One other item of my office followed behind the
markab
wrapped in cloth and strapped to a large bull camel: the duplicate throne that had stood in my garden the night of my now infamous banquet. This had not been a part of my original inventory, but a woman can decide to pack many things in the extra space of a year.

Animals followed in wicker cages: sand cats, songbirds, peacocks, pelicans, and yellow-head parrots. Two camels bore between them a cage with a hissing black panther, and another two monkeys from Punt.

Nearly a hundred camels carried flour, dried meat, dates, water, sesame and other oils, and camel’s milk in goatskins where, by day’s end, the frothing cream would contain a lump of butter. Behind these, seventy more bore emergency fodder.

Armed men rode the length of the train on either side of it, concentrated at the treasure in its middle and provisions near the dusty end. Four men dispersed throughout our length bore the ibex banner of Saba, distinguishable from the royal banner only by the absence of the silver crescent between the animal’s horns.

Two short hours of numbing pain into the journey I remembered how sore I had been the last time I sat a camel saddle, so that I walked as an old woman the first night I dismounted. Shara and I had no choice but to wrap our middles tightly with spare head cloths the second morning, if only so we could bear to ride again.

I had never seen Tamrin in such form. If he had struck me as obsequious once, he was a wholly different creature now. Gone was the flattering courtier. This was the Master of the Caravan, at one moment shouting commands, at another conferring with a
foreman and then riding ahead to scout forage, tasting for himself the water of a nearby well that had had good water two years ago. On occasion he would break out in song to be joined swiftly by his foreman and the next of his men within earshot, all the way down the line.

The first few days of the journey my mind had run like a breakaway colt, the frenetic pace of my last preparations finding no outlet in the tedium of the road. This was not the desperate march of a queen for her throne, stealing through valley and foothill and gathering men to her like the wadi waters, but a slow progression across the ground like a shadow lengthening through the course of the day.

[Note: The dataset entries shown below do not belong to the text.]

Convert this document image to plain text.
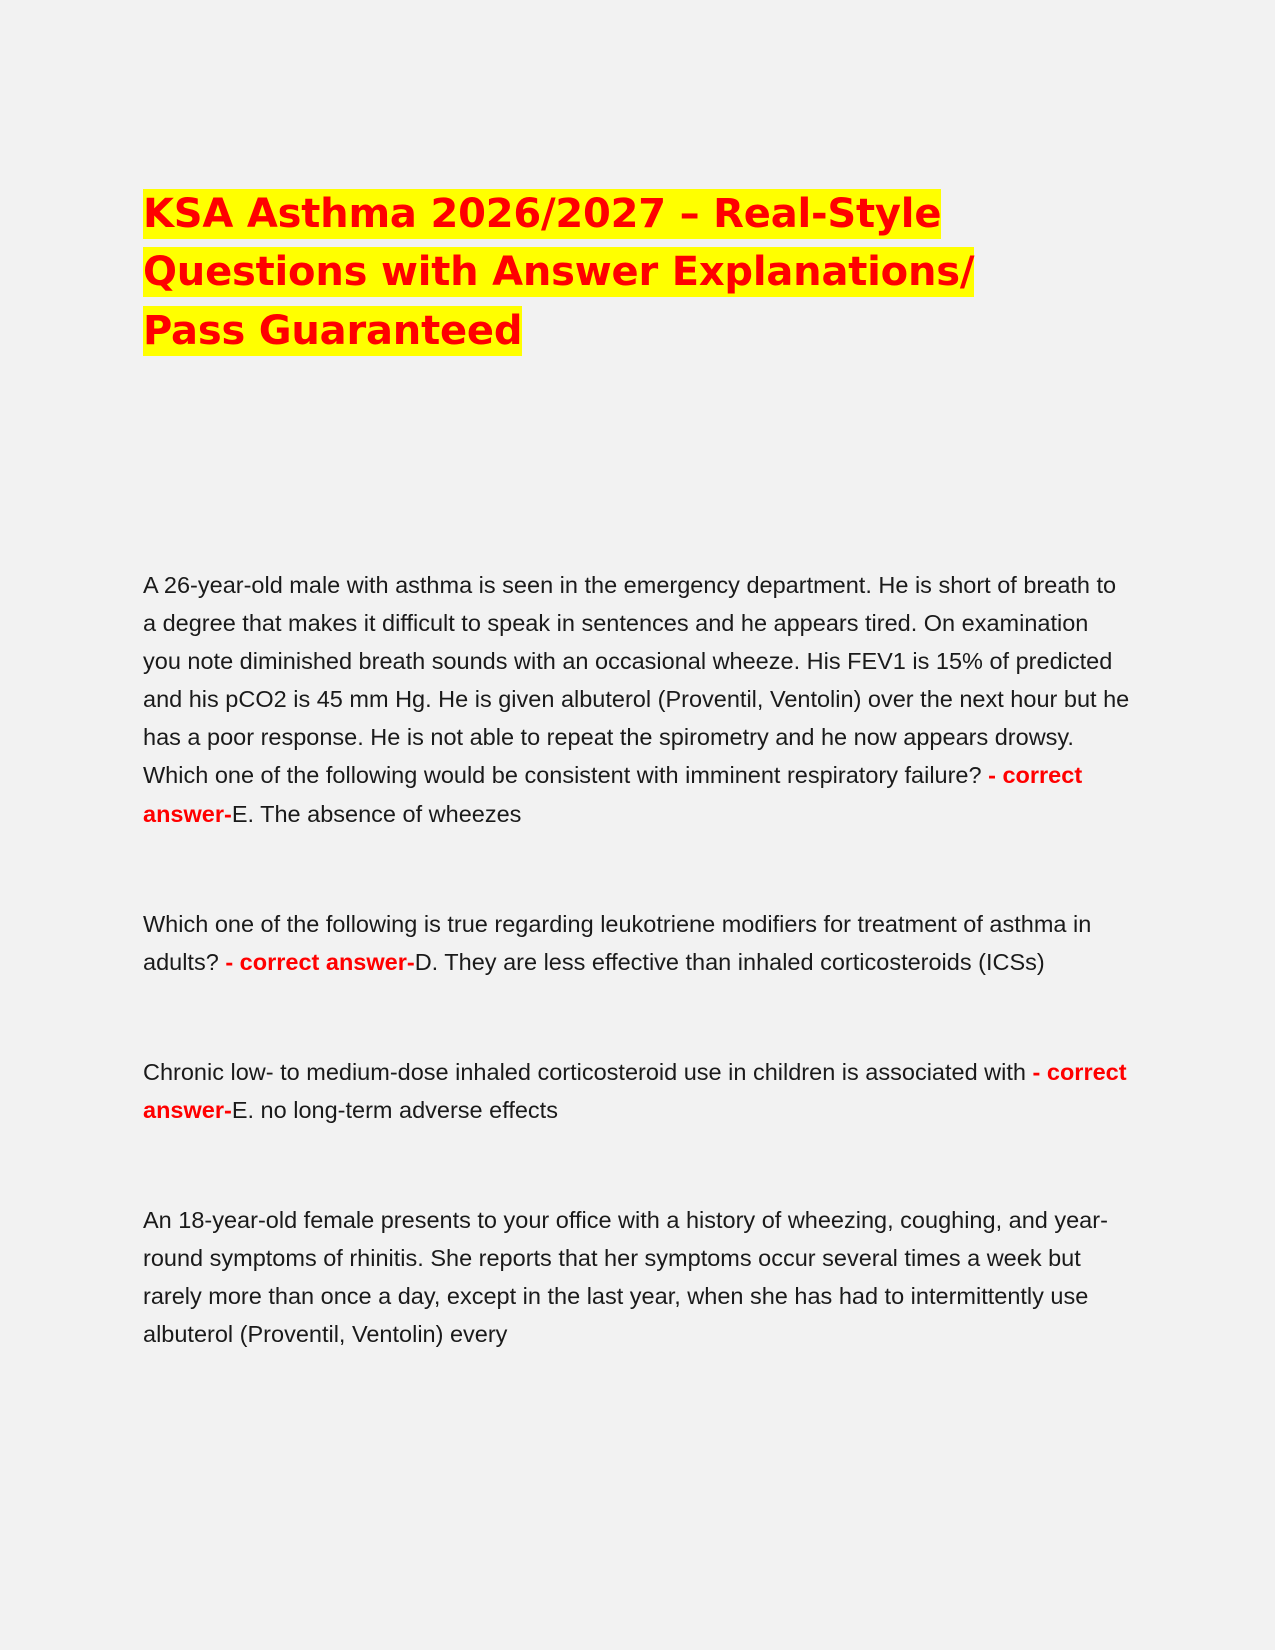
KSA Asthma 2026/2027 – Real-Style
Questions with Answer Explanations/
Pass Guaranteed

A 26-year-old male with asthma is seen in the emergency department. He is short of breath to a degree that makes it difficult to speak in sentences and he appears tired. On examination you note diminished breath sounds with an occasional wheeze. His FEV1 is 15% of predicted and his pCO2 is 45 mm Hg. He is given albuterol (Proventil, Ventolin) over the next hour but he has a poor response. He is not able to repeat the spirometry and he now appears drowsy. Which one of the following would be consistent with imminent respiratory failure? - correct answer-E. The absence of wheezes

Which one of the following is true regarding leukotriene modifiers for treatment of asthma in adults? - correct answer-D. They are less effective than inhaled corticosteroids (ICSs)

Chronic low- to medium-dose inhaled corticosteroid use in children is associated with - correct answer-E. no long-term adverse effects

An 18-year-old female presents to your office with a history of wheezing, coughing, and year-round symptoms of rhinitis. She reports that her symptoms occur several times a week but rarely more than once a day, except in the last year, when she has had to intermittently use albuterol (Proventil, Ventolin) every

I came to understand why the Desert Wolves, who rode kneeling in their saddles, told so many stories and argued vehemently and pettily to pass the time. Barring the accidents of broken girths, lamed animals, or sick companions, there was nothing to break up the monotony of land before and behind without cease.

Even surrounded by the chaos of hundreds, the caravan had an isolating effect; without privacy, one must make noise continuously or retreat into the solitude of thought. In three entire days I never heard a word come out of Yafush’s mouth, and even Khalkharib and Niman, though they spoke to one another and to their men, seemed strangely contemplative.

Nearly every day a few people from the nearest settlement came to eat by our fires and ask for news and why there were so many more camels than usual. Was Saba going to war? What god or kingdom threatened, or had the queen finally made promise to marry, may Wadd, Sayin, Shams, and Almaqah make it so?